Opened 16 years ago
Closed 16 years ago
#7145 closed defect (bug) (fixed)
Link 'Web Address' field strips pipes
Reported by: | Jairus | Owned by: | |
---|---|---|---|
Milestone: | 2.8 | Priority: | normal |
Severity: | minor | Version: | 2.5.1 |
Component: | General | Keywords: | has-patch tested commit |
Focuses: | Cc: |
Description
When creating a new (or editing an existing) link, all pipes will be stripped from the Web Address field (but not Name or Description).
Thus, it's impossible to use Links to link to any sites which use pipes in their URL structure, such as:
Attachments (2)
Change History (12)
#1
@
16 years ago
- Component changed from Administration to General
- Keywords has-patch added; needs-patch removed
#3
@
16 years ago
- Keywords dev-feedback added
Is there a reason why this is pushed to 2.9 instead of being patched in sooner?
#4
@
16 years ago
- Keywords needs-patch added; has-patch removed
Patch is stale. Also if only wp-includes/formatting.php expression is changed, then the resultant pipe symbol gets urlencoded. I'm not sure whether that is the intended result or not. I'd say probably not, so removing has-patch for now.

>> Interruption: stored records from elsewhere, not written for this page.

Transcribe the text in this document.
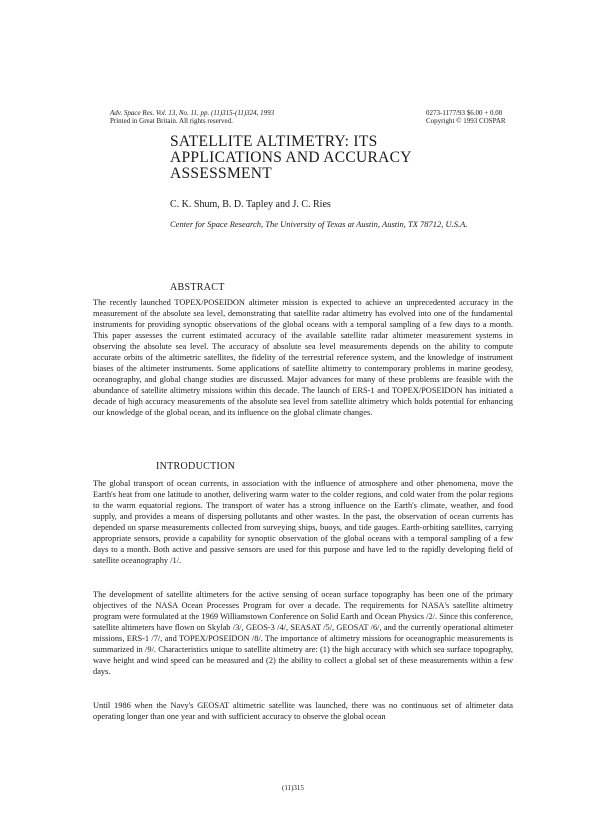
Adv. Space Res. Vol. 13, No. 11, pp. (11)315-(11)324, 1993
Printed in Great Britain. All rights reserved.
0273-1177/93 $6.00 + 0.00
Copyright © 1993 COSPAR
SATELLITE ALTIMETRY: ITS
APPLICATIONS AND ACCURACY
ASSESSMENT
C. K. Shum, B. D. Tapley and J. C. Ries
Center for Space Research, The University of Texas at Austin, Austin, TX 78712, U.S.A.
ABSTRACT

The recently launched TOPEX/POSEIDON altimeter mission is expected to achieve an unprecedented accuracy in the measurement of the absolute sea level, demonstrating that satellite radar altimetry has evolved into one of the fundamental instruments for providing synoptic observations of the global oceans with a temporal sampling of a few days to a month. This paper assesses the current estimated accuracy of the available satellite radar altimeter measurement systems in observing the absolute sea level. The accuracy of absolute sea level measurements depends on the ability to compute accurate orbits of the altimetric satellites, the fidelity of the terrestrial reference system, and the knowledge of instrument biases of the altimeter instruments. Some applications of satellite altimetry to contemporary problems in marine geodesy, oceanography, and global change studies are discussed. Major advances for many of these problems are feasible with the abundance of satellite altimetry missions within this decade. The launch of ERS-1 and TOPEX/POSEIDON has initiated a decade of high accuracy measurements of the absolute sea level from satellite altimetry which holds potential for enhancing our knowledge of the global ocean, and its influence on the global climate changes.

INTRODUCTION

The global transport of ocean currents, in association with the influence of atmosphere and other phenomena, move the Earth's heat from one latitude to another, delivering warm water to the colder regions, and cold water from the polar regions to the warm equatorial regions. The transport of water has a strong influence on the Earth's climate, weather, and food supply, and provides a means of dispersing pollutants and other wastes. In the past, the observation of ocean currents has depended on sparse measurements collected from surveying ships, buoys, and tide gauges. Earth-orbiting satellites, carrying appropriate sensors, provide a capability for synoptic observation of the global oceans with a temporal sampling of a few days to a month. Both active and passive sensors are used for this purpose and have led to the rapidly developing field of satellite oceanography /1/.

The development of satellite altimeters for the active sensing of ocean surface topography has been one of the primary objectives of the NASA Ocean Processes Program for over a decade. The requirements for NASA's satellite altimetry program were formulated at the 1969 Williamstown Conference on Solid Earth and Ocean Physics /2/. Since this conference, satellite altimeters have flown on Skylab /3/, GEOS-3 /4/, SEASAT /5/, GEOSAT /6/, and the currently operational altimeter missions, ERS-1 /7/, and TOPEX/POSEIDON /8/. The importance of altimetry missions for oceanographic measurements is summarized in /9/. Characteristics unique to satellite altimetry are: (1) the high accuracy with which sea surface topography, wave height and wind speed can be measured and (2) the ability to collect a global set of these measurements within a few days.

Until 1986 when the Navy's GEOSAT altimetric satellite was launched, there was no continuous set of altimeter data operating longer than one year and with sufficient accuracy to observe the global ocean

(11)315
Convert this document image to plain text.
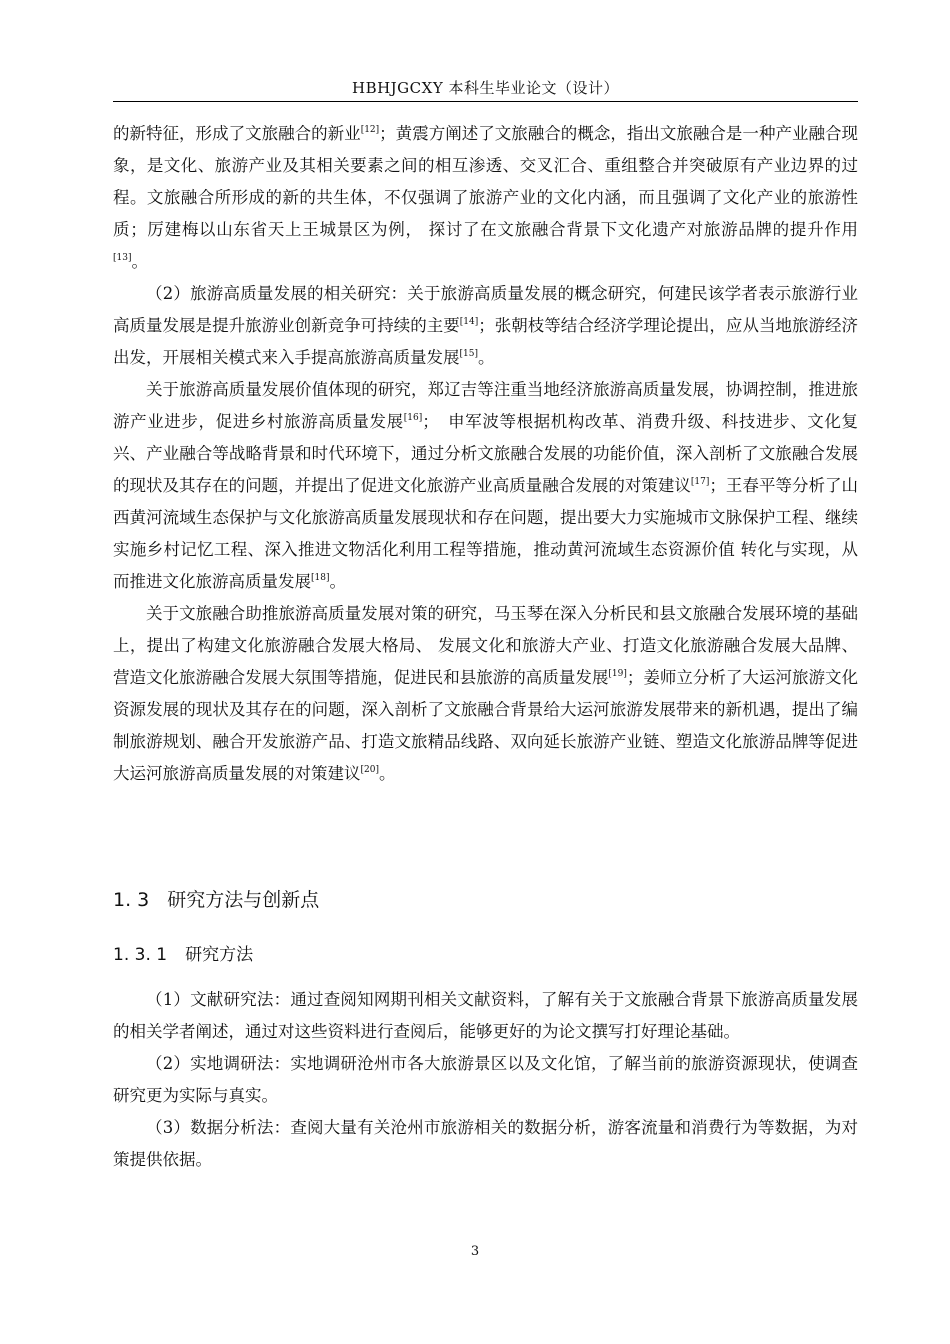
HBHJGCXY 本科生毕业论文（设计）

的新特征，形成了文旅融合的新业[12]；黄震方阐述了文旅融合的概念，指出文旅融合是一种产业融合现象，是文化、旅游产业及其相关要素之间的相互渗透、交叉汇合、重组整合并突破原有产业边界的过程。文旅融合所形成的新的共生体，不仅强调了旅游产业的文化内涵，而且强调了文化产业的旅游性质；厉建梅以山东省天上王城景区为例， 探讨了在文旅融合背景下文化遗产对旅游品牌的提升作用[13]。

（2）旅游高质量发展的相关研究：关于旅游高质量发展的概念研究，何建民该学者表示旅游行业高质量发展是提升旅游业创新竞争可持续的主要[14]；张朝枝等结合经济学理论提出，应从当地旅游经济出发，开展相关模式来入手提高旅游高质量发展[15]。

关于旅游高质量发展价值体现的研究，郑辽吉等注重当地经济旅游高质量发展，协调控制，推进旅游产业进步，促进乡村旅游高质量发展[16]；　申军波等根据机构改革、消费升级、科技进步、文化复兴、产业融合等战略背景和时代环境下，通过分析文旅融合发展的功能价值，深入剖析了文旅融合发展的现状及其存在的问题，并提出了促进文化旅游产业高质量融合发展的对策建议[17]；王春平等分析了山西黄河流域生态保护与文化旅游高质量发展现状和存在问题，提出要大力实施城市文脉保护工程、继续实施乡村记忆工程、深入推进文物活化利用工程等措施，推动黄河流域生态资源价值 转化与实现，从而推进文化旅游高质量发展[18]。

关于文旅融合助推旅游高质量发展对策的研究，马玉琴在深入分析民和县文旅融合发展环境的基础上，提出了构建文化旅游融合发展大格局、 发展文化和旅游大产业、打造文化旅游融合发展大品牌、营造文化旅游融合发展大氛围等措施，促进民和县旅游的高质量发展[19]；姜师立分析了大运河旅游文化资源发展的现状及其存在的问题，深入剖析了文旅融合背景给大运河旅游发展带来的新机遇，提出了编制旅游规划、融合开发旅游产品、打造文旅精品线路、双向延长旅游产业链、塑造文化旅游品牌等促进大运河旅游高质量发展的对策建议[20]。

1. 3 研究方法与创新点
1. 3. 1 研究方法

（1）文献研究法：通过查阅知网期刊相关文献资料，了解有关于文旅融合背景下旅游高质量发展的相关学者阐述，通过对这些资料进行查阅后，能够更好的为论文撰写打好理论基础。

（2）实地调研法：实地调研沧州市各大旅游景区以及文化馆，了解当前的旅游资源现状，使调查研究更为实际与真实。

（3）数据分析法：查阅大量有关沧州市旅游相关的数据分析，游客流量和消费行为等数据，为对策提供依据。

3
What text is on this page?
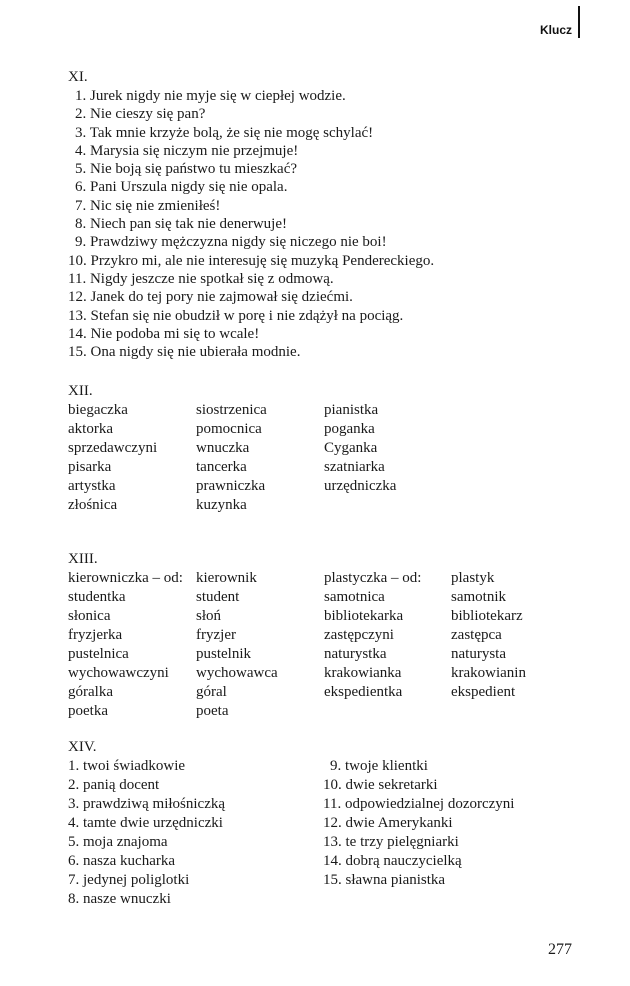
Klucz
XI.
1. Jurek nigdy nie myje się w ciepłej wodzie.
2. Nie cieszy się pan?
3. Tak mnie krzyże bolą, że się nie mogę schylać!
4. Marysia się niczym nie przejmuje!
5. Nie boją się państwo tu mieszkać?
6. Pani Urszula nigdy się nie opala.
7. Nic się nie zmieniłeś!
8. Niech pan się tak nie denerwuje!
9. Prawdziwy mężczyzna nigdy się niczego nie boi!
10. Przykro mi, ale nie interesuję się muzyką Pendereckiego.
11. Nigdy jeszcze nie spotkał się z odmową.
12. Janek do tej pory nie zajmował się dziećmi.
13. Stefan się nie obudził w porę i nie zdążył na pociąg.
14. Nie podoba mi się to wcale!
15. Ona nigdy się nie ubierała modnie.
XII.
biegaczka
aktorka
sprzedawczyni
pisarka
artystka
złośnica
siostrzenica
pomocnica
wnuczka
tancerka
prawniczka
kuzynka
pianistka
poganka
Cyganka
szatniarka
urzędniczka
XIII.
kierowniczka – od:
studentka
słonica
fryzjerka
pustelnica
wychowawczyni
góralka
poetka
kierownik
student
słoń
fryzjer
pustelnik
wychowawca
góral
poeta
plastyczka – od:
samotnica
bibliotekarka
zastępczyni
naturystka
krakowianka
ekspedientka
plastyk
samotnik
bibliotekarz
zastępca
naturysta
krakowianin
ekspedient
XIV.
1. twoi świadkowie
2. panią docent
3. prawdziwą miłośniczką
4. tamte dwie urzędniczki
5. moja znajoma
6. nasza kucharka
7. jedynej poliglotki
8. nasze wnuczki
9. twoje klientki
10. dwie sekretarki
11. odpowiedzialnej dozorczyni
12. dwie Amerykanki
13. te trzy pielęgniarki
14. dobrą nauczycielką
15. sławna pianistka
277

Can't think of any particular reason why a pipe shouldn't be allowed, though. (It would only seem potentially harmful if prefixed by other harmful stuff.)
#5
@
16 years ago
Actually the encoding probably is right, so it would just need refreshing in that case.
#6
@
16 years ago
- Cc wp@… added
Just tried this patch on r10933 (I submitted the original) and couldn't find any issue. Could you point out where the problem is?
Reuploaded the diff to work with current trunk.
#7
@
16 years ago
- Keywords has-patch tested commit added; needs-patch links dev-feedback removed
confirmed bug. it's in the link manager
#8
@
16 years ago
Other characters are unsafe because gateways and other transport agents are known to sometimes modify such characters. These characters are "{", "}", "|", "\", "^", "~", "[", "]", and "`". All unsafe characters must always be encoded within a URL.
http://www.ietf.org/rfc/rfc1738.txt
Doesn't seem like pipe is marked unsafe for security reasons, so it's probably safe to let it through.
Whether this was left out intentionally or not, I don't know. Attached does the trick though.